Ketua Generasi Pesona Indonesia (GenPI) Kepulauan Meranti, RH Ramadhan mengatakan suatu kebanggaan tersendiri bagi Kepulauan Meranti, dimana kembali masuk kedalam nominasi API.

"Tahun ini kembali Kabupaten Kepulauan Meranti masuk nominasi Anugerah Pesona Indonesia dua kategori yakni kategori ekowisata terpopuler dan makanan tradisional terpopuler. Besar harapan kita agar keduanya bisa terpilih menjadi pemenangnya. Seperti perwakilan dari Meranti sebelumnya yakni Perang Air dan Lari Diatas Tual Sagu," kata Ramadhan.

Dijelaskannya saat pengusulan utnuk masuk nominasi sejulah kearifan lokal ditawarkan, namun sempolet terpilih sebahai kuliner yang khas dari Kepulauan Meranti dan berbahan utama sagu sebagai komoditi utama daerah.

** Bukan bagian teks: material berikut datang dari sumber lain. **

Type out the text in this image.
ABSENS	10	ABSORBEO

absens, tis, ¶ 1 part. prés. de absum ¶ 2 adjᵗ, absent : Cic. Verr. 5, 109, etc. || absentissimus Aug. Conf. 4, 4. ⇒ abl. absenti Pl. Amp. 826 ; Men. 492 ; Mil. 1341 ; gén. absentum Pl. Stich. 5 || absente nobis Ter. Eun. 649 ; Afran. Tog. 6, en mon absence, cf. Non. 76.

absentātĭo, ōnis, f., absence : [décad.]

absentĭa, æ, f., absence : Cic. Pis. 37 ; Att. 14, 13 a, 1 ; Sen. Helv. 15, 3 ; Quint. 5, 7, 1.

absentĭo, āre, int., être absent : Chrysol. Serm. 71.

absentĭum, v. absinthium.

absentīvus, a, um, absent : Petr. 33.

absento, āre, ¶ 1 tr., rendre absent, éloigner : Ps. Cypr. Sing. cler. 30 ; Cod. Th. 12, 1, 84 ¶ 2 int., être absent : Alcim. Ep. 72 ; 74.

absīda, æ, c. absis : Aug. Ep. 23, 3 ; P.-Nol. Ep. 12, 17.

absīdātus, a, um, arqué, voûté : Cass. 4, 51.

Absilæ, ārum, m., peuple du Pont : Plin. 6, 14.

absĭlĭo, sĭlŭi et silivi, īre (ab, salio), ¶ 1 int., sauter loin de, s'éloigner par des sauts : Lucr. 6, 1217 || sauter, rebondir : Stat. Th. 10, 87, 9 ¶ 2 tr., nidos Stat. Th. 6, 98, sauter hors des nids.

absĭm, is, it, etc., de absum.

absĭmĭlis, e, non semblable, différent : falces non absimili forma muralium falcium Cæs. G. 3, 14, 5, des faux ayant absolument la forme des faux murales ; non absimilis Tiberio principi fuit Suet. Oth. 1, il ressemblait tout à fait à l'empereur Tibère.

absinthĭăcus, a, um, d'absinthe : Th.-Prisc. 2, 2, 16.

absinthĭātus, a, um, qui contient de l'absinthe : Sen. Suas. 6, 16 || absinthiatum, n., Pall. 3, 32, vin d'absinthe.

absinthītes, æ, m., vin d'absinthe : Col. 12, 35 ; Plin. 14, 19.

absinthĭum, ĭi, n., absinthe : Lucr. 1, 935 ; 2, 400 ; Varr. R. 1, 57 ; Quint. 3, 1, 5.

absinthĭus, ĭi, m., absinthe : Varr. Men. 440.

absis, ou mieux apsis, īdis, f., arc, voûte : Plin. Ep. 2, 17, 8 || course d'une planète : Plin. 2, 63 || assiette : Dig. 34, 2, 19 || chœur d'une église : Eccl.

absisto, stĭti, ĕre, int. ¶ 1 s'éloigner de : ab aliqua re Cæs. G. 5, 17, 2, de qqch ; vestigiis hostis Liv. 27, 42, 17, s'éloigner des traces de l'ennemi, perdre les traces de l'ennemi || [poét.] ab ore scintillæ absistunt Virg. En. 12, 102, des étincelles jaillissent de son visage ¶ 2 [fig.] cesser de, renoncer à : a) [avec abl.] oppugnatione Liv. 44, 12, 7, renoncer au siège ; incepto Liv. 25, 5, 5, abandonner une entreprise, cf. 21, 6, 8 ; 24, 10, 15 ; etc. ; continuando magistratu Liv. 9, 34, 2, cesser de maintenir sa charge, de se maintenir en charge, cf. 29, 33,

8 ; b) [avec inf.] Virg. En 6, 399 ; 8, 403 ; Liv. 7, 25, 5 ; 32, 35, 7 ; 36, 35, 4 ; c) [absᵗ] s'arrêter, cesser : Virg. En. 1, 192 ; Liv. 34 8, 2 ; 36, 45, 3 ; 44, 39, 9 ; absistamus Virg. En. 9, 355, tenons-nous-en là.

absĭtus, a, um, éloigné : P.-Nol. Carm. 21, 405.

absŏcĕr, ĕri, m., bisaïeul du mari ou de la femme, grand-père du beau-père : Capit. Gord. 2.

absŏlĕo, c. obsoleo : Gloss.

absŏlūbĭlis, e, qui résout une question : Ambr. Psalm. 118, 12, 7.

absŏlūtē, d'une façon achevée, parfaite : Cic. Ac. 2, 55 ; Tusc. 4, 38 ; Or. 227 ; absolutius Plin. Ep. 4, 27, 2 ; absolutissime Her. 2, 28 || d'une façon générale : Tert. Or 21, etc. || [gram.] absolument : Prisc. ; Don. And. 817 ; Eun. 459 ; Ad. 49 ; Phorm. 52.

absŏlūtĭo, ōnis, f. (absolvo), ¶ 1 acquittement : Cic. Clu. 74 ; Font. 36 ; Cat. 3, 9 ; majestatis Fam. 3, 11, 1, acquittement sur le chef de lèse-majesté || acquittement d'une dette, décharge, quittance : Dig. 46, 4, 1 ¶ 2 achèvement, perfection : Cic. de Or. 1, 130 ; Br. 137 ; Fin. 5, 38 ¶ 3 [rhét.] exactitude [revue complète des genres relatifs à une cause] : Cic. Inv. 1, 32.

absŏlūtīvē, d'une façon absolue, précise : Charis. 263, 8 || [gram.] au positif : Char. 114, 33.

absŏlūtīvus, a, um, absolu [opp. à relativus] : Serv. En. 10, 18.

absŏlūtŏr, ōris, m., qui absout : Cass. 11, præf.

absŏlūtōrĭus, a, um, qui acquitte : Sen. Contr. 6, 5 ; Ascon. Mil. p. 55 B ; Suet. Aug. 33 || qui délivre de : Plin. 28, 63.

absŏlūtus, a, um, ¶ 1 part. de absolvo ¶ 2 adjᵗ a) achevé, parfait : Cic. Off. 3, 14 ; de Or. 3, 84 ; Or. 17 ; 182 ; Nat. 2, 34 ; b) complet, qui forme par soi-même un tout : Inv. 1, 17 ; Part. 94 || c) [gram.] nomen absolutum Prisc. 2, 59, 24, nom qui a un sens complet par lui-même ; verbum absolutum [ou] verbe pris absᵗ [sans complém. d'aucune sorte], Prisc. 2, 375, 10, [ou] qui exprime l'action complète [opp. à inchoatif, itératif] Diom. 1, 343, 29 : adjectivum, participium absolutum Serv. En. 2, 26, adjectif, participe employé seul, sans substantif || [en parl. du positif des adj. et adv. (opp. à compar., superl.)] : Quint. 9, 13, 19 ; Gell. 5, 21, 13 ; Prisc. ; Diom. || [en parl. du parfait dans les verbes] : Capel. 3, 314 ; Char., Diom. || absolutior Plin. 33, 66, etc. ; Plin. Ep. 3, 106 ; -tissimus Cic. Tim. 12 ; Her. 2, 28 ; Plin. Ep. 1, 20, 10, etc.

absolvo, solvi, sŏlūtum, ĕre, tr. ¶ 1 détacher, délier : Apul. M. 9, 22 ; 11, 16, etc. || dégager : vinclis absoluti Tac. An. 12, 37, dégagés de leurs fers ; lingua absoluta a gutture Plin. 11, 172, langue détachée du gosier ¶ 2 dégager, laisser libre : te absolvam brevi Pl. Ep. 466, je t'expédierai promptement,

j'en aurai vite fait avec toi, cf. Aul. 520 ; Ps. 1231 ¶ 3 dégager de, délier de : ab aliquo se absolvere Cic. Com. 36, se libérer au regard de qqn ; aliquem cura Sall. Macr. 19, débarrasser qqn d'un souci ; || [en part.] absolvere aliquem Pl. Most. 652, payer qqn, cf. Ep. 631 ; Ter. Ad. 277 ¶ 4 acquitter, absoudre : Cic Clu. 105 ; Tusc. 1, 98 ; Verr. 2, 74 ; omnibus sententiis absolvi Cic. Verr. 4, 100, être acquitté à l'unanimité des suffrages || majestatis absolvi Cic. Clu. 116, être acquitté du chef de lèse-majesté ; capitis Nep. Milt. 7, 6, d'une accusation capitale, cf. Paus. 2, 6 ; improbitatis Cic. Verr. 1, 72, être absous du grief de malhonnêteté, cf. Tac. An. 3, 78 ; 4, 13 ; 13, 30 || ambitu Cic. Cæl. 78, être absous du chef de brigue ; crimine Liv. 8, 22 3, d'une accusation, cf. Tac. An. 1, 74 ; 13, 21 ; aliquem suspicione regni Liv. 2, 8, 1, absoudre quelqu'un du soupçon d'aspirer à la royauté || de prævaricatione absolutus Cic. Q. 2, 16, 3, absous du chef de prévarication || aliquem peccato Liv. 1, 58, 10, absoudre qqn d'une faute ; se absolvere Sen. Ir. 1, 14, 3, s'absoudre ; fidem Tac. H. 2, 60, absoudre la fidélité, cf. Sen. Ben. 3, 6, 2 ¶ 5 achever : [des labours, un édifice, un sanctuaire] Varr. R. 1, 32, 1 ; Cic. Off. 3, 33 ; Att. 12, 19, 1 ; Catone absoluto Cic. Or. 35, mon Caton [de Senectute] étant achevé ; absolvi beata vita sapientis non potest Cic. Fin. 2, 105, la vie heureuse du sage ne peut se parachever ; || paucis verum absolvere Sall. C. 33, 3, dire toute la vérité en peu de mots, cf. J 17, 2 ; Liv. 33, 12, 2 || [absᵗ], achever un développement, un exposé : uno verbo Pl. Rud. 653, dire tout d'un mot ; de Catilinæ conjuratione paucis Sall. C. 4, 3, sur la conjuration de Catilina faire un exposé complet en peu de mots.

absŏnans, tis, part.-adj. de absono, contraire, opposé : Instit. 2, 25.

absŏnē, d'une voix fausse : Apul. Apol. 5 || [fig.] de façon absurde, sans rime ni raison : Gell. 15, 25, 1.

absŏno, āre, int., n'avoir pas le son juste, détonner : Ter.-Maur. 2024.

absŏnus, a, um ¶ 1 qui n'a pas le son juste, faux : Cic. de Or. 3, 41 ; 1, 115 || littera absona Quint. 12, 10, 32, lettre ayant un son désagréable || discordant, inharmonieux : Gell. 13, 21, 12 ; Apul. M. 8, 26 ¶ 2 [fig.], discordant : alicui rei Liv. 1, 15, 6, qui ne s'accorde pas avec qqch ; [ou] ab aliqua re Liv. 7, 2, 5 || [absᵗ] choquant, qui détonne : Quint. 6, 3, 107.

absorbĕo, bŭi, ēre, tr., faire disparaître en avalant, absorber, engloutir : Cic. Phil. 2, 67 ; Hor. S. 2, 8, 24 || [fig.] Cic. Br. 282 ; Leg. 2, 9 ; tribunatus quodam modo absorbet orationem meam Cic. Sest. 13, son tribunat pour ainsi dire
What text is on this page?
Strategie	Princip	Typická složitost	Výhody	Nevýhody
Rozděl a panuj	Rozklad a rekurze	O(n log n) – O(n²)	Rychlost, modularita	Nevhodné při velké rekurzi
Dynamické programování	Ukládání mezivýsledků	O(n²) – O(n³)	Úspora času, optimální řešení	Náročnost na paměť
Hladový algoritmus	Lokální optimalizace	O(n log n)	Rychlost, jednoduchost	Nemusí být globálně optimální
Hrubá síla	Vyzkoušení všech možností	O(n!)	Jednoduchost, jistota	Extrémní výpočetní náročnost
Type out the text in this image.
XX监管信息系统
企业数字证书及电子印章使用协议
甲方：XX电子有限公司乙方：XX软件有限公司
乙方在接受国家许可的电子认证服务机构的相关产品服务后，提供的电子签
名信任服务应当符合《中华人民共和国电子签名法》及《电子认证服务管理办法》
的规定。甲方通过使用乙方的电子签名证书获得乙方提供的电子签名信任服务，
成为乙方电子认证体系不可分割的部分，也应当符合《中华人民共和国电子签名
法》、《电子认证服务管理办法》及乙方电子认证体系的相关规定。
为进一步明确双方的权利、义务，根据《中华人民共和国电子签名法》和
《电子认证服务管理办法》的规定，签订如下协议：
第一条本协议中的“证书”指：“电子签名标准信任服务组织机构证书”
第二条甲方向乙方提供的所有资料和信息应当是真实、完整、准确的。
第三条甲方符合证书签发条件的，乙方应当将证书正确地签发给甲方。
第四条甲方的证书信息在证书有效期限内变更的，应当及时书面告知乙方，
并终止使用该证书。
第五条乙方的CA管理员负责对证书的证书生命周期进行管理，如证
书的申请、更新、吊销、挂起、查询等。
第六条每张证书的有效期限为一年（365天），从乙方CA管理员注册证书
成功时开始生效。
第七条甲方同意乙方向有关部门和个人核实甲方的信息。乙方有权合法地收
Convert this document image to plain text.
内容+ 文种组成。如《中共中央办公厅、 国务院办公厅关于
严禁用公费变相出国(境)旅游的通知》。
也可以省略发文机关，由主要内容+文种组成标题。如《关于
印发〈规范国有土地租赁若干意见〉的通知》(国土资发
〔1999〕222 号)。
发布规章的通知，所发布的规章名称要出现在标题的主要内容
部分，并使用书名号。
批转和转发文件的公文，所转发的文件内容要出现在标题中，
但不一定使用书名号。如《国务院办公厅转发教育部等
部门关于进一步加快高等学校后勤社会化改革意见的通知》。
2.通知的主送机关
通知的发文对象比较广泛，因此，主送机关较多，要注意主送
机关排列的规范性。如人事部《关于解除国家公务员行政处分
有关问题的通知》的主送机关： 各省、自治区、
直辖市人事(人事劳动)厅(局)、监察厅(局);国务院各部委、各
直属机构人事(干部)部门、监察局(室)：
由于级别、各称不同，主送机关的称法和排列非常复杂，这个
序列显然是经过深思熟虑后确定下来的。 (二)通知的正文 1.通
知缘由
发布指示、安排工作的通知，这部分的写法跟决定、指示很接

"Yang dinilai sama kementrian itu yang tidak ada persamaannya dengan daerah lain, jadi untuk makanan tradisional provinsi Riau daei Meranti yang mewakili sempolet," ujarnya

Dikatakan, saat ini sedang dalam tahapan pembuatan video dan melakukan beberapa persiapan untuk memenangkan anugerah tersebut.

"Tentunya ini butuh bantuan dan dukungan dari semua pihak dan tidak terlepas dari bantuan seluruh kalangan masyarakat dalam memberikan voting yang akan dimulai bulan agustus mendatang. Caranya mudah ketik keyword API 1H untuk sempolet, kirim ke 99386. Semoga tahun ini pariwisata dan kuliner Meranti kembali mengharumkan nama baik Riau dan Kepulauan Meranti khususnya," pungkasnya.

Andi Amran Sulaiman pada saat menjabat Menteri Pertanian pernah berkunjung ke Kepulauan Meranti Riau, dan pernah pula mencicipi sempolet ini karena ia penasaran dengan bentuknya.

Setelah ia cicipi, iapun ketagihan dan minta tambah.